Partition-theoretic formulas for arithmetic densities

If $\gcd(r,t)=1$, then a theorem of Alladi offers the M\"obius sum identity $$-\sum_{\substack{ n \geq 2 \\ p_{\rm{min}}(n) \equiv r \pmod{t}}} \mu(n)n^{-1}= \frac{1}{\varphi(t)}. $$ Here $p_{\rm{min}}(n)$ is the smallest prime divisor of $n$. The right-hand side represents the proportion of primes in a fixed arithmetic progression modulo $t$. Locus generalized this to Chebotarev densities for Galois extensions. Answering a question of Alladi, we obtain analogs of these results to arithmetic densities of subsets of positive integers using $q$-series and integer partitions.

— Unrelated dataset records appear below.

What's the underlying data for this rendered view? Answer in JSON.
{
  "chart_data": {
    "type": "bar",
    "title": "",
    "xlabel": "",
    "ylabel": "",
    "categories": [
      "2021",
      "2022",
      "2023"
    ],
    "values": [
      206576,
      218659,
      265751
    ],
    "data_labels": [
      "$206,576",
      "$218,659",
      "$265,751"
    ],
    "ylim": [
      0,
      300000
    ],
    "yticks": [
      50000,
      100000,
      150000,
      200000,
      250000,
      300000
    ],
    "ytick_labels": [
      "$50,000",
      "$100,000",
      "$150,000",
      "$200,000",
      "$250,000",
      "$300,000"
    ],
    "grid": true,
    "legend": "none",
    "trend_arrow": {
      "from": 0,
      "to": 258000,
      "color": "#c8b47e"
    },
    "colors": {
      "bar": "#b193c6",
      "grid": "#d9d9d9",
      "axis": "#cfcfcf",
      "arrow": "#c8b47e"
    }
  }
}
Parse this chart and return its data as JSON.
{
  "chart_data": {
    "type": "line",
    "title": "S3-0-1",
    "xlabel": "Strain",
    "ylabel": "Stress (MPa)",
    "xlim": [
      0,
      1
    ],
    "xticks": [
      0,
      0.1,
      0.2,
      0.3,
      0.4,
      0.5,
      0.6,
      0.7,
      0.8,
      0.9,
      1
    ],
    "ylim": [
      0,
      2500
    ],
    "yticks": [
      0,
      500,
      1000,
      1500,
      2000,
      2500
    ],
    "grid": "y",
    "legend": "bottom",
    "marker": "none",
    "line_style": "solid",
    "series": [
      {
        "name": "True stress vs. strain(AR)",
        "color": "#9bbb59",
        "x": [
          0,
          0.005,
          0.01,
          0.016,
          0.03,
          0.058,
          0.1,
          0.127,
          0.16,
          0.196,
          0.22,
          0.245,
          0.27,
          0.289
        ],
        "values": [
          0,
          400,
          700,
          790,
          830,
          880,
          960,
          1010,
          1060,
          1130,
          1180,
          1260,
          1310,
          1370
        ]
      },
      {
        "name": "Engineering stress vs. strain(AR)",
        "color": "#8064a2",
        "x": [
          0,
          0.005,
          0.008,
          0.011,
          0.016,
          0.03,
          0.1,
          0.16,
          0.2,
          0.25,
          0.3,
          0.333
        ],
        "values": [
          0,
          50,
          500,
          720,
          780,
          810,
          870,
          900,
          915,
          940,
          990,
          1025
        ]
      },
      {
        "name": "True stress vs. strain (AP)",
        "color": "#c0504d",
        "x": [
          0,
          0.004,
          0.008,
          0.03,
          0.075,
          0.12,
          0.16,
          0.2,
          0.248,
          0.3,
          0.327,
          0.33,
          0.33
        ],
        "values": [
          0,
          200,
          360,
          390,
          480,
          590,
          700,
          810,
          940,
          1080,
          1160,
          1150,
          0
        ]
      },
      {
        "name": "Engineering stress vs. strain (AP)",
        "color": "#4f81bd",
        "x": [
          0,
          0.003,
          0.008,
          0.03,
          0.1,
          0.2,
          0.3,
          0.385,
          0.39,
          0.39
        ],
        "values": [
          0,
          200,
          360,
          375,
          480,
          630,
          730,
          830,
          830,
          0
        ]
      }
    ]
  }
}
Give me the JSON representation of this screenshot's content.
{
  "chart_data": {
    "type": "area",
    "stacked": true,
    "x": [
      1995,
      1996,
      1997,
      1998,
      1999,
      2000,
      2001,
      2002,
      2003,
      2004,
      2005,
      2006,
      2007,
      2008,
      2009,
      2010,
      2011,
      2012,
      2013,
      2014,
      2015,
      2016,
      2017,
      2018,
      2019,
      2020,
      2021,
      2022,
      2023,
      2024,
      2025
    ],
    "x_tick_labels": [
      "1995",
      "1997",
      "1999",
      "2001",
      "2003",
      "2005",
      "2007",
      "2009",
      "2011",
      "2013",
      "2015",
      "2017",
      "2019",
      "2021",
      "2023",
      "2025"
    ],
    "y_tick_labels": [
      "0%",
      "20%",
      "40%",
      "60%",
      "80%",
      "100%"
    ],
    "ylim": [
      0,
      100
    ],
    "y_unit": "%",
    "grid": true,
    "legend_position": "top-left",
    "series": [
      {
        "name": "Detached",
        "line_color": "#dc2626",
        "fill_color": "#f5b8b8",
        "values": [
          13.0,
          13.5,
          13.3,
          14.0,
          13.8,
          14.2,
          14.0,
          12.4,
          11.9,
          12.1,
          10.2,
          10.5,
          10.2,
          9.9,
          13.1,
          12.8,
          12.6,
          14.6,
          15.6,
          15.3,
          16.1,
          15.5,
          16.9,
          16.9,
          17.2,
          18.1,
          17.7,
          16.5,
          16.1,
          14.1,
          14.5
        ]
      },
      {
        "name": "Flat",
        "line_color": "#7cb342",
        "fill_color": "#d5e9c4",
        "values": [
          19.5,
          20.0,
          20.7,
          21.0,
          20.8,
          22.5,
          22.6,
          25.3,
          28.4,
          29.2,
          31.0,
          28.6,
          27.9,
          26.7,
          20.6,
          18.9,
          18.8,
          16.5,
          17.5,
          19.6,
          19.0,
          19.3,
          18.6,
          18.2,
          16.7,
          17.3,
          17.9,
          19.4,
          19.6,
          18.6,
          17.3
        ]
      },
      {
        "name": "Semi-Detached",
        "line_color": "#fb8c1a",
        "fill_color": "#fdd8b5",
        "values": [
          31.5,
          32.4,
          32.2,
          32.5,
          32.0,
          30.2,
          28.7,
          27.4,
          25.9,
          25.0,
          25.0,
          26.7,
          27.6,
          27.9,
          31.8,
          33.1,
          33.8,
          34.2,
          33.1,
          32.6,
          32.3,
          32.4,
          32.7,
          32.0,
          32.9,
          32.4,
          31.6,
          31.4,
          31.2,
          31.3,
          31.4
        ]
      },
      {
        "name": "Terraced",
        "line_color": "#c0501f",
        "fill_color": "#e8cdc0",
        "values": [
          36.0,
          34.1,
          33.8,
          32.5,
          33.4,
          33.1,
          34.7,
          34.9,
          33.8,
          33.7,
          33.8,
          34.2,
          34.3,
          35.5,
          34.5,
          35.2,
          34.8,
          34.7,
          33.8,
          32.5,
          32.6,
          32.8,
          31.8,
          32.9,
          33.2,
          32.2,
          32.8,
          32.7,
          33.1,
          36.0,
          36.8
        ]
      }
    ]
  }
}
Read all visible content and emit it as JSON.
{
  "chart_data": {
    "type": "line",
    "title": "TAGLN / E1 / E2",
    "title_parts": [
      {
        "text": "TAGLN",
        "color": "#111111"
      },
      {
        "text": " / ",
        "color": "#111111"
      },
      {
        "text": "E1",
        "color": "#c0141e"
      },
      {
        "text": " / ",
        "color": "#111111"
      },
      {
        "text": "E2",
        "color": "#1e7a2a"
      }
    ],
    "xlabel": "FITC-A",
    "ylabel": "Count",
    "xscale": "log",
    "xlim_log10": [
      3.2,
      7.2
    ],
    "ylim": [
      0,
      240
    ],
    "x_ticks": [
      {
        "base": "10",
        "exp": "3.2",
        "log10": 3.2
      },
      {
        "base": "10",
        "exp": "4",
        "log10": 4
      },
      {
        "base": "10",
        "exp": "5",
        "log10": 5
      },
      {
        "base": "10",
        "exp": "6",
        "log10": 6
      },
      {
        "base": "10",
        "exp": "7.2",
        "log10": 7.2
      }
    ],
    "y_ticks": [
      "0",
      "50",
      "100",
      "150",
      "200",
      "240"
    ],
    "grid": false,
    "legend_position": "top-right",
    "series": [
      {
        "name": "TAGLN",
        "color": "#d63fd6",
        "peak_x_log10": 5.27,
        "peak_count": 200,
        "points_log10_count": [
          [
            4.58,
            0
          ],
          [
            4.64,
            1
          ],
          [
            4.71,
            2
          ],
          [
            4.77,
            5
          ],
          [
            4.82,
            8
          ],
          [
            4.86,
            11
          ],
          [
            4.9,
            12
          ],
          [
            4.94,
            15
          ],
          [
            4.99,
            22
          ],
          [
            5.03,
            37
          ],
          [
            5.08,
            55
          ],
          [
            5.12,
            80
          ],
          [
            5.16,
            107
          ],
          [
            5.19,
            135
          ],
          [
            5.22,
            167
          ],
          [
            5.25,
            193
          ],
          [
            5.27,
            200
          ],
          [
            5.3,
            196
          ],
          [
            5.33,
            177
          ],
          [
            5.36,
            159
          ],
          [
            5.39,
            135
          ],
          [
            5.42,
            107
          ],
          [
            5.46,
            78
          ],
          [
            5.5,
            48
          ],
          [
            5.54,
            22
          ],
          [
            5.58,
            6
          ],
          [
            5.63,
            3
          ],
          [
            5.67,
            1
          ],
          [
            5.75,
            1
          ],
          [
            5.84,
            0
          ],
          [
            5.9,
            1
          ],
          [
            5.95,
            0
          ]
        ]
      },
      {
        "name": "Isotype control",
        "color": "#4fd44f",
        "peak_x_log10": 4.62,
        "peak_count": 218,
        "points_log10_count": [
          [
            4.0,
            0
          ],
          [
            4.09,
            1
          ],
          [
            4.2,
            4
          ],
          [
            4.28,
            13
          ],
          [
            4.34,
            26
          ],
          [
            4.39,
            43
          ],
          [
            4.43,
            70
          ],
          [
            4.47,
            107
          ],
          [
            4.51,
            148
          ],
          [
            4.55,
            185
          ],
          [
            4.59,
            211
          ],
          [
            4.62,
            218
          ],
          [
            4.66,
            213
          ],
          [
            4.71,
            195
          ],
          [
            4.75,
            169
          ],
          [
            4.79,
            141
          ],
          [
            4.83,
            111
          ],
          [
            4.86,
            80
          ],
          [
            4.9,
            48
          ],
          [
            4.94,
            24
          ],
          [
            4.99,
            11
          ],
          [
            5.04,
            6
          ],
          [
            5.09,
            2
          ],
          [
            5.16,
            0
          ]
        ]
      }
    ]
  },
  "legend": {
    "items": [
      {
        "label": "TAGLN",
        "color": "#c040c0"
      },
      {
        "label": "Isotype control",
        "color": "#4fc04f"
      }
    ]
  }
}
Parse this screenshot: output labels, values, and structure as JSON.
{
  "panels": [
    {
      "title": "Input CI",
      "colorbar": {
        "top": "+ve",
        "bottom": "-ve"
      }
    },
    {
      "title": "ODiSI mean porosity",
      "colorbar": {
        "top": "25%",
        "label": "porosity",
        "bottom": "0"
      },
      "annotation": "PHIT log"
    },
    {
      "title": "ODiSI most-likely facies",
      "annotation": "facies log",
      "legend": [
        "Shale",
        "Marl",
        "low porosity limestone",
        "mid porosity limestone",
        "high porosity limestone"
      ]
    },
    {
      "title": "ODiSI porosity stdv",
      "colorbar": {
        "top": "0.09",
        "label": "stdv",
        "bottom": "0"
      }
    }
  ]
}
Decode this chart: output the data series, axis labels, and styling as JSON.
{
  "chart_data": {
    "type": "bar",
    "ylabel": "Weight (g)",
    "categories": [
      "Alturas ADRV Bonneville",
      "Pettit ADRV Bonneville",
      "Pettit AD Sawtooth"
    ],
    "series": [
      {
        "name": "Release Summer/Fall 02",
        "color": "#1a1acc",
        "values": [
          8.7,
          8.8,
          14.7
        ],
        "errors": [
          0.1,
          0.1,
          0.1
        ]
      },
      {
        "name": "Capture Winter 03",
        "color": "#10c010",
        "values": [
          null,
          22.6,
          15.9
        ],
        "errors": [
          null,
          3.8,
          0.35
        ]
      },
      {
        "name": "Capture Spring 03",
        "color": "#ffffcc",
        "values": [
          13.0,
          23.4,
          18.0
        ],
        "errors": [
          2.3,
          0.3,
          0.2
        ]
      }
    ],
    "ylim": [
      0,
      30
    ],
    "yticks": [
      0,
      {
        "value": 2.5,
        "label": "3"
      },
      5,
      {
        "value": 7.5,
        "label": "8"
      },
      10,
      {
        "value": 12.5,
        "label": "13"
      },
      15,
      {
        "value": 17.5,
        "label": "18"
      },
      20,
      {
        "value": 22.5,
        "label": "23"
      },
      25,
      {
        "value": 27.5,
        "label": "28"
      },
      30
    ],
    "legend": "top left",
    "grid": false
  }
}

For suitable subsets $\S$ of the positive integers with density $d_{\S}$, we prove that \[- \lim_{q \to 1} \sum_{\substack{ \lambda \in \mathcal{P} \\ \rm{sm}(\lambda) \in \S}} \mu_{\mathcal{P}} (\lambda)q^{\vert \lambda \vert} = d_{\S},\] where the sum is taken over integer partitions $\lambda$, $\mu_{\mathcal{P}}(\lambda)$ is a partition-theoretic M\"obius function, $\vert \lambda \vert$ is the size of partition $\lambda$, and $\rm{sm}(\lambda)$ is the smallest part of $\lambda$. In particular, we obtain partition-theoretic formulas for even powers of $\pi$ when considering power-free integers.